Anemia is common in the critically ill patient and is associated with worse outcomes. Nevertheless, most patients can tolerate a degree of anemia, and it is difficult to determine whether or when such patients should be transfused. Strategies to reduce the development of anemia should be employed, including minimizing iatrogenic blood loss and oxygen consumption. Exogenous erythropoietin, iron, and Hb-based oxygen carriers may have a place in some patients, but further study is needed to determine their role.

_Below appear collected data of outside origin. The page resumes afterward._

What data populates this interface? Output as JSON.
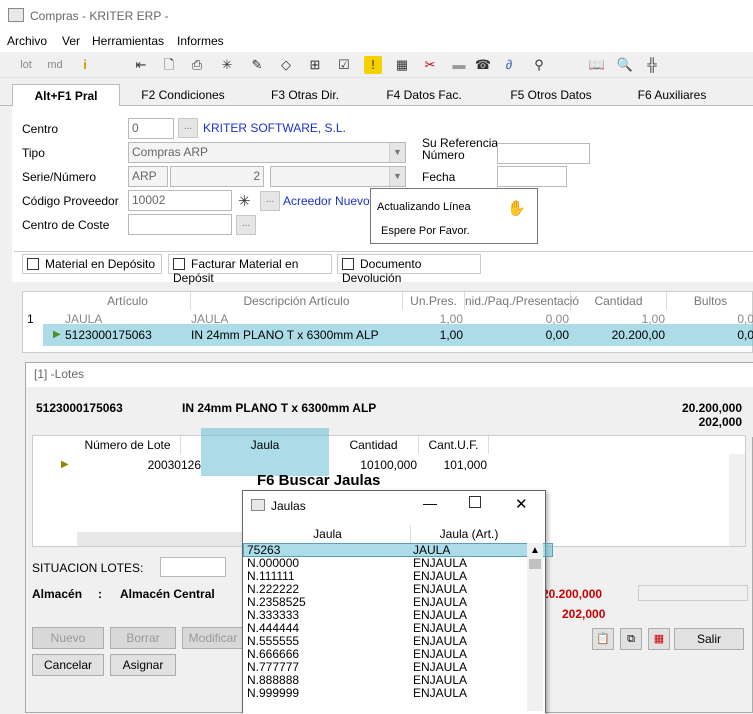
{
  "window": {
    "title": "Compras - KRITER ERP -"
  },
  "menu": [
    "Archivo",
    "Ver",
    "Herramientas",
    "Informes"
  ],
  "toolbar": {
    "lot": "lot",
    "md": "md"
  },
  "tabs": [
    "Alt+F1 Pral",
    "F2 Condiciones",
    "F3 Otras Dir.",
    "F4 Datos Fac.",
    "F5 Otros Datos",
    "F6 Auxiliares"
  ],
  "form": {
    "centro_label": "Centro",
    "centro_value": "0",
    "centro_name": "KRITER SOFTWARE, S.L.",
    "tipo_label": "Tipo",
    "tipo_value": "Compras ARP",
    "serie_label": "Serie/Número",
    "serie_value": "ARP",
    "numero_value": "2",
    "proveedor_label": "Código Proveedor",
    "proveedor_value": "10002",
    "proveedor_name": "Acreedor Nuevo S",
    "coste_label": "Centro de Coste",
    "su_referencia_label": "Su Referencia",
    "numero_label": "Número",
    "fecha_label": "Fecha",
    "chk_material": "Material en Depósito",
    "chk_facturar": "Facturar Material en Depósit",
    "chk_devolucion": "Documento Devolución"
  },
  "popup": {
    "line1": "Actualizando Línea",
    "line2": "Espere Por Favor."
  },
  "grid": {
    "headers": [
      "Artículo",
      "Descripción Artículo",
      "Un.Pres.",
      "nid./Paq./Presentació",
      "Cantidad",
      "Bultos"
    ],
    "row_num": "1",
    "row1": [
      "JAULA",
      "JAULA",
      "1,00",
      "0,00",
      "1,00",
      "0,0"
    ],
    "row2": [
      "5123000175063",
      "IN 24mm PLANO T x 6300mm ALP",
      "1,00",
      "0,00",
      "20.200,00",
      "0,0"
    ]
  },
  "lotes": {
    "title": "[1] -Lotes",
    "article": "5123000175063",
    "description": "IN 24mm PLANO T x 6300mm ALP",
    "total1": "20.200,000",
    "total2": "202,000",
    "headers": [
      "Número de Lote",
      "Jaula",
      "Cantidad",
      "Cant.U.F."
    ],
    "row": [
      "20030126",
      "",
      "10100,000",
      "101,000"
    ],
    "hint": "F6 Buscar Jaulas",
    "situacion_label": "SITUACION LOTES:",
    "almacen_label": "Almacén",
    "almacen_sep": ":",
    "almacen_value": "Almacén Central",
    "sum1": "20.200,000",
    "sum2": "202,000",
    "buttons": {
      "nuevo": "Nuevo",
      "borrar": "Borrar",
      "modificar": "Modificar",
      "cancelar": "Cancelar",
      "asignar": "Asignar",
      "salir": "Salir"
    }
  },
  "jaulas": {
    "title": "Jaulas",
    "headers": [
      "Jaula",
      "Jaula (Art.)"
    ],
    "rows": [
      [
        "75263",
        "JAULA"
      ],
      [
        "N.000000",
        "ENJAULA"
      ],
      [
        "N.111111",
        "ENJAULA"
      ],
      [
        "N.222222",
        "ENJAULA"
      ],
      [
        "N.2358525",
        "ENJAULA"
      ],
      [
        "N.333333",
        "ENJAULA"
      ],
      [
        "N.444444",
        "ENJAULA"
      ],
      [
        "N.555555",
        "ENJAULA"
      ],
      [
        "N.666666",
        "ENJAULA"
      ],
      [
        "N.777777",
        "ENJAULA"
      ],
      [
        "N.888888",
        "ENJAULA"
      ],
      [
        "N.999999",
        "ENJAULA"
      ]
    ]
  },
  "colors": {
    "highlight": "#66c0d6",
    "link": "#1a31c9",
    "red": "#cc0000"
  }
}
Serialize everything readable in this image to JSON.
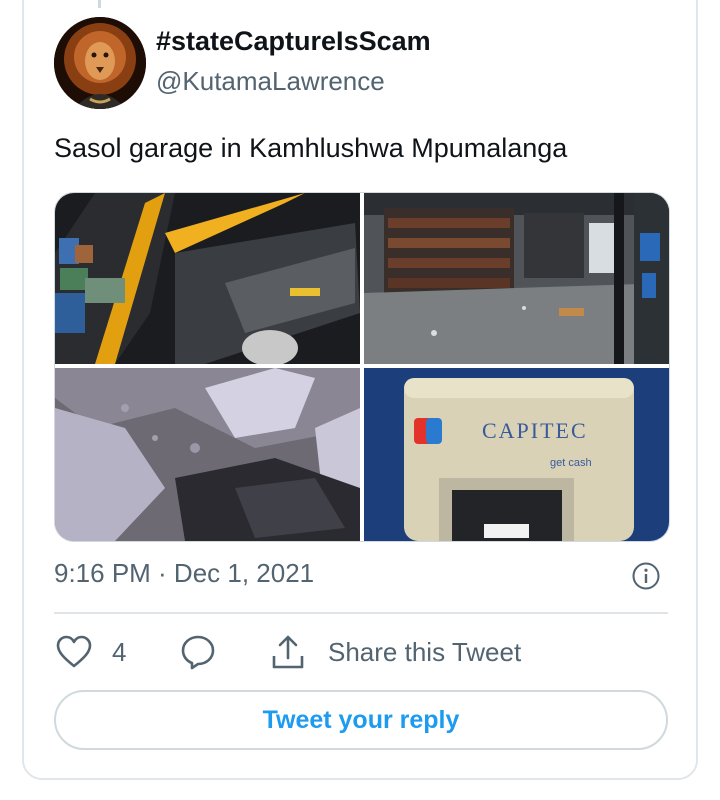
{
  "tweet": {
    "display_name": "#stateCaptureIsScam",
    "handle": "@KutamaLawrence",
    "text": "Sasol garage in Kamhlushwa Mpumalanga",
    "timestamp": "9:16 PM · Dec 1, 2021",
    "likes": "4",
    "share_label": "Share this Tweet",
    "reply_prompt": "Tweet your reply"
  },
  "media": {
    "atm_brand": "CAPITEC",
    "atm_tagline": "get cash"
  },
  "colors": {
    "accent": "#1d9bf0",
    "text_secondary": "#536471",
    "border": "#cfd9de"
  },
  "icons": [
    "avatar-lion",
    "info-icon",
    "heart-icon",
    "reply-bubble-icon",
    "share-upload-icon"
  ]
}
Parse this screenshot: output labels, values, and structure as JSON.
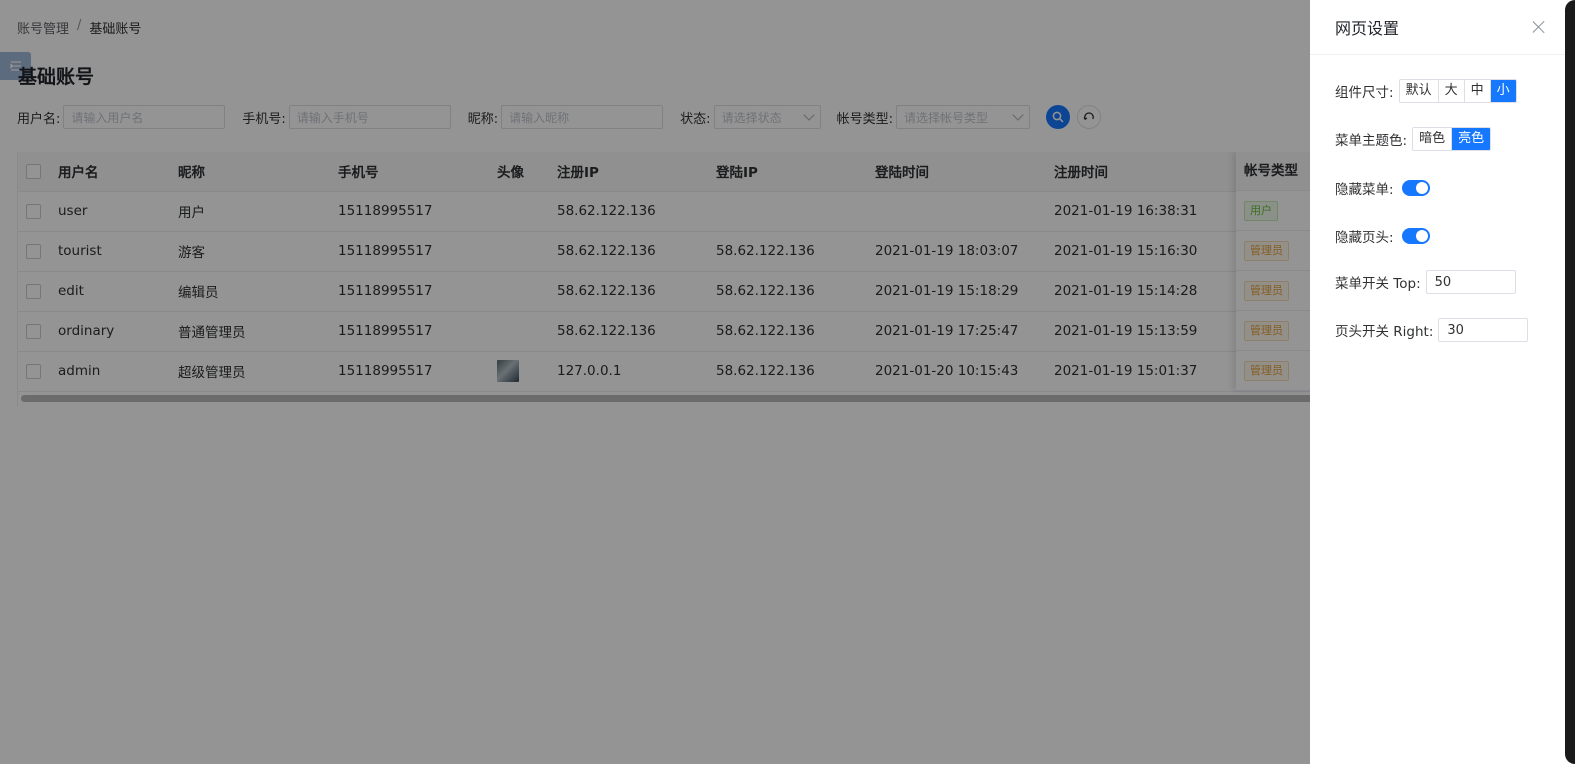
{
  "breadcrumb": {
    "parent": "账号管理",
    "separator": "/",
    "current": "基础账号"
  },
  "page": {
    "title": "基础账号"
  },
  "filters": {
    "username": {
      "label": "用户名:",
      "placeholder": "请输入用户名"
    },
    "phone": {
      "label": "手机号:",
      "placeholder": "请输入手机号"
    },
    "nickname": {
      "label": "昵称:",
      "placeholder": "请输入昵称"
    },
    "status": {
      "label": "状态:",
      "placeholder": "请选择状态"
    },
    "account_type": {
      "label": "帐号类型:",
      "placeholder": "请选择帐号类型"
    },
    "search_icon": "search-icon",
    "reset_icon": "refresh-icon"
  },
  "table": {
    "columns": [
      "用户名",
      "昵称",
      "手机号",
      "头像",
      "注册IP",
      "登陆IP",
      "登陆时间",
      "注册时间",
      "帐号类型"
    ],
    "rows": [
      {
        "username": "user",
        "nickname": "用户",
        "phone": "15118995517",
        "avatar": false,
        "reg_ip": "58.62.122.136",
        "login_ip": "",
        "login_time": "",
        "reg_time": "2021-01-19 16:38:31",
        "type": "用户",
        "type_kind": "user"
      },
      {
        "username": "tourist",
        "nickname": "游客",
        "phone": "15118995517",
        "avatar": false,
        "reg_ip": "58.62.122.136",
        "login_ip": "58.62.122.136",
        "login_time": "2021-01-19 18:03:07",
        "reg_time": "2021-01-19 15:16:30",
        "type": "管理员",
        "type_kind": "admin"
      },
      {
        "username": "edit",
        "nickname": "编辑员",
        "phone": "15118995517",
        "avatar": false,
        "reg_ip": "58.62.122.136",
        "login_ip": "58.62.122.136",
        "login_time": "2021-01-19 15:18:29",
        "reg_time": "2021-01-19 15:14:28",
        "type": "管理员",
        "type_kind": "admin"
      },
      {
        "username": "ordinary",
        "nickname": "普通管理员",
        "phone": "15118995517",
        "avatar": false,
        "reg_ip": "58.62.122.136",
        "login_ip": "58.62.122.136",
        "login_time": "2021-01-19 17:25:47",
        "reg_time": "2021-01-19 15:13:59",
        "type": "管理员",
        "type_kind": "admin"
      },
      {
        "username": "admin",
        "nickname": "超级管理员",
        "phone": "15118995517",
        "avatar": true,
        "reg_ip": "127.0.0.1",
        "login_ip": "58.62.122.136",
        "login_time": "2021-01-20 10:15:43",
        "reg_time": "2021-01-19 15:01:37",
        "type": "管理员",
        "type_kind": "admin"
      }
    ]
  },
  "drawer": {
    "title": "网页设置",
    "size": {
      "label": "组件尺寸:",
      "options": [
        "默认",
        "大",
        "中",
        "小"
      ],
      "selected": "小"
    },
    "menu_theme": {
      "label": "菜单主题色:",
      "options": [
        "暗色",
        "亮色"
      ],
      "selected": "亮色"
    },
    "hide_menu": {
      "label": "隐藏菜单:",
      "on": true
    },
    "hide_header": {
      "label": "隐藏页头:",
      "on": true
    },
    "menu_switch_top": {
      "label": "菜单开关 Top:",
      "value": "50"
    },
    "header_switch_right": {
      "label": "页头开关 Right:",
      "value": "30"
    }
  },
  "colors": {
    "primary": "#1677ff",
    "overlay": "rgba(0,0,0,0.42)",
    "tag_user": "#67c23a",
    "tag_admin": "#e6a23c"
  }
}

Microcirculatory “shunting” can create local hypoxia even if global oxygenation parameters are normal, and strategies that act directly on regional perfusion or cellular metabolism are likely to be more effective than strategies aimed at increasing global DO2. Transfusions seem to improve microcirculatory parameters in patients in whom these variables are altered prior to transfusion, and further study is needed to determine whether such variables could be used to guide transfusion. Current guidelines suggest targeting a hematocrit of >30 % in the early phase of sepsis [54], but this threshold should be assessed on an individual basis taking into account multiple factors including physiological variables, age, and coexisting cardiac ischemia [63, 64].

A study comparing a restrictive (at hemoglobin ≤7 g/dl) versus liberal (at hemoglobin ≤9 g/dl) transfusion protocol in patients with septic shock is currently ongoing (Transfusion Requirements in Septic Shock [TRISS] trial) [65] and may help provide additional guidance when considering transfusing patients with sepsis.